Kritik30. Mai 2023

Cannes 2023: «Laissez-moi»: Die Einsamkeit der Berge

Cannes 2023: «Laissez-moi»: Die Einsamkeit der Berge
© GoldenEggProduction

Der Schweizer Regisseur Maxime Rappaz präsentiert seinen ersten Spielfilm, «Laissez-moi», in der Sektion Acid des Filmfestivals von Cannes. Jeanne Balibar glänzt in der Hauptrolle einer einsamen Frau mit einem streng geregelten Tagesablauf.

«Laissez-moi»: Die Einsamkeit der Berge

Maxime Rappaz | 93 min.

Ein Text von Marine Guillain

Einmal in der Woche zieht Claudine (Jeanne Balibar) ihr weisses Kleid und ihre braunen Stiefeletten an, trägt ihren Lippenstift auf und fährt mit dem Zug und später mit der Seilbahn zu einem Berghotel am Fusse eines riesigen Staudamms. Dort, auf 2500 Metern Höhe, bittet sie den Empfangsmitarbeiter, ihr gegen eine kleine Gebühr ein paar Informationen über die anwesenden Gäste zu geben. Die Kriterien sind einfach: einsame Männer, die nur kurze Zeit bleiben.
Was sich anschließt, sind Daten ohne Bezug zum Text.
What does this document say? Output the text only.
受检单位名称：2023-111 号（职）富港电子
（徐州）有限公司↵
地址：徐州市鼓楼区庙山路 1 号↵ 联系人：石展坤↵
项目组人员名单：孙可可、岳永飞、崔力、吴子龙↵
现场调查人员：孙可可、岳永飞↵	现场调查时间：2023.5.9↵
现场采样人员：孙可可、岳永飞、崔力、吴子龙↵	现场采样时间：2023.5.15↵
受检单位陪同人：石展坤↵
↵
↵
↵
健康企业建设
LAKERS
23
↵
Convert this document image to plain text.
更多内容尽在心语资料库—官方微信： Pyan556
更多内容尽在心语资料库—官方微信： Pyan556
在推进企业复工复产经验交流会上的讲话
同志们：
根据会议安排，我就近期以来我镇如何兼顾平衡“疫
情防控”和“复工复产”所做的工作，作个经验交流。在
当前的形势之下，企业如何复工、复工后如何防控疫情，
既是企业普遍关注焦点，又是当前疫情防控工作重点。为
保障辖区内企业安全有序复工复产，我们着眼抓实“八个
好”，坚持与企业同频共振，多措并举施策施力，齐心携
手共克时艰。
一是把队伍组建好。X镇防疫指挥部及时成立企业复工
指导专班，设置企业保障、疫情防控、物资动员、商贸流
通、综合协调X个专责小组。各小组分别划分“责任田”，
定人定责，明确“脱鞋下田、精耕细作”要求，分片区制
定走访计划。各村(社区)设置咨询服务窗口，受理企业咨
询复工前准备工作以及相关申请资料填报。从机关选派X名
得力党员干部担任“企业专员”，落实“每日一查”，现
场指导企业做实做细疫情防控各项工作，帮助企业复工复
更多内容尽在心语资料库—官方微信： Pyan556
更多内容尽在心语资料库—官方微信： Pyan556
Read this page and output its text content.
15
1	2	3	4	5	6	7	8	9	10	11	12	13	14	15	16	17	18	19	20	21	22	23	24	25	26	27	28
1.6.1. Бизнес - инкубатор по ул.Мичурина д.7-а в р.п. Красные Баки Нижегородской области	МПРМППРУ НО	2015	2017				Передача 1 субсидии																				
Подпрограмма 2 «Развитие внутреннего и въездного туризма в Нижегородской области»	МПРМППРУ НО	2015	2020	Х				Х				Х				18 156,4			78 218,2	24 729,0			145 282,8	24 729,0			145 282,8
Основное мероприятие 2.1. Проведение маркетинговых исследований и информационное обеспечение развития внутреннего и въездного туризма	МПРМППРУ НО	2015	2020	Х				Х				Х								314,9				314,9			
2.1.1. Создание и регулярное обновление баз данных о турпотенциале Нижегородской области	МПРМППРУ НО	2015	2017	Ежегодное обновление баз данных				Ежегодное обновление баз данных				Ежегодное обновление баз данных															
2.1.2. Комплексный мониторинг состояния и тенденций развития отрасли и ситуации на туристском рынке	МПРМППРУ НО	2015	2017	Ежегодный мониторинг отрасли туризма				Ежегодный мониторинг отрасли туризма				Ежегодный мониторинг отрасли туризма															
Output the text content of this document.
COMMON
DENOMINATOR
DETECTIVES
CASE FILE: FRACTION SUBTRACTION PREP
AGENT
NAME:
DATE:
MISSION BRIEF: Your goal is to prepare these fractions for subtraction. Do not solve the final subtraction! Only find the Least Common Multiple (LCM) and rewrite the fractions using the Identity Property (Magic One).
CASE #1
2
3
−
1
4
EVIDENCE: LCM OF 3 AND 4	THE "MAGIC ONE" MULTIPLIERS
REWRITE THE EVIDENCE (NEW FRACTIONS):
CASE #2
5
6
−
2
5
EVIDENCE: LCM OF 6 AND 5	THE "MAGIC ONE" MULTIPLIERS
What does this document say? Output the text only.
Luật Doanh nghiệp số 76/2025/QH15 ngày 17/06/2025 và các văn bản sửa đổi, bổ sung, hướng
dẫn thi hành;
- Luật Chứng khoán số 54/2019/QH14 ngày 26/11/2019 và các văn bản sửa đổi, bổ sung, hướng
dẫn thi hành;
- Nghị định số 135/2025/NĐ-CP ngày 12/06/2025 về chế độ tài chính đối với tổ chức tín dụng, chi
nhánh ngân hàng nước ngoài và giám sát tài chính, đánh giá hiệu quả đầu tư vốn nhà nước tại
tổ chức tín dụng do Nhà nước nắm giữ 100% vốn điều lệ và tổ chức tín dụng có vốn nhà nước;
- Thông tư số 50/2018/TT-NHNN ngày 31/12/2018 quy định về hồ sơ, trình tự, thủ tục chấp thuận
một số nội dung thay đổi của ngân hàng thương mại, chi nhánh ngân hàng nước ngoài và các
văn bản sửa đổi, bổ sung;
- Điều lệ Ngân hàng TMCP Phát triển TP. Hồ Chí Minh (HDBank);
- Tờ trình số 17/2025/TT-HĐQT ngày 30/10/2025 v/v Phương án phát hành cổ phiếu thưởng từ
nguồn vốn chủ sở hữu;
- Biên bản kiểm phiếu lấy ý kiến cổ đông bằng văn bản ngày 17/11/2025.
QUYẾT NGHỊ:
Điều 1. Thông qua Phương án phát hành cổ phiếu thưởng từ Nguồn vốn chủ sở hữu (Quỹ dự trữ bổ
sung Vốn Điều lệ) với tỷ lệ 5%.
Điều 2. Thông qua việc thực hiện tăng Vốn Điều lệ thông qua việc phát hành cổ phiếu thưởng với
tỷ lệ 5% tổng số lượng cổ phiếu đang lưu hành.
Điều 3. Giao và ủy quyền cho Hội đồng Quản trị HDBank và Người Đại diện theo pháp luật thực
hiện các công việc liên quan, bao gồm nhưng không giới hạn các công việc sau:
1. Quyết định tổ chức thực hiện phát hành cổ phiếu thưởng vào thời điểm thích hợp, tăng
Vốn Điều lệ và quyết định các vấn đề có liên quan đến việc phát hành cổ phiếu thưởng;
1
Jeden Dienstag läuft es nach demselben Muster ab: Sie geht auf die Männer zu, fragt sie nach der Stadt, in der sie leben, schläft mit ihnen und geht wieder. Sie schreibt die Geschichten, die ihr die Männer über Florenz oder Hamburg erzählt haben, auf eine Postkarte und schickt diese Karten an ihren behinderten Sohn (gespielt von dem Lausanner Schauspieler Pierre-Antoine Dubey), wobei sie ihn glauben lässt, dass sie von seinem Vater stammen. Den Rest ihrer Zeit verbringt Claudine mit ihrem Sohn, um den sie sich aufopferungsvoll kümmert. Aber: Was, wenn ein anderes Leben möglich wäre?

© GoldenEggProduction

Der von Maxime Rappaz inszenierte Film «Laissez-moi» ist die einzige 100%ige Schweizer Produktion, die dieses Jahr in Cannes ausgewählt wurde. Der Regisseur, der in Genf geboren wurde, aber aus dem Wallis stammt, wählte zuerst seinen Handlungsort aus, bevor er sein Drehbuch schrieb. Er stellte sich das Doppelleben dieser Frau vor, die ihren Alltag im Flachland verbringt und in die Berge flüchtet. Der Staudamm Grande-Dixence im Val d'Hérens wird dabei zu einer eigenständigen Figur. Die sich wiederholenden Einstellungen, die sich meist auf das Gesicht von Jeanne Balibar konzentrieren – das von einer liebevollen Kamera hervorgehoben wird – und nur selten in Totalen eingefangen werden, vermitteln eher ein Gefühl des Erstickens als der Freiheit. Die Walliser Landschaften sind keineswegs wie eine Postkarte gefilmt, die Claudine ihrem Sohn schicken würde, ganz im Gegenteil, sie vermitteln den Eindruck einer eigenen Welt, ein wenig geheimnisvoll und zeitlos.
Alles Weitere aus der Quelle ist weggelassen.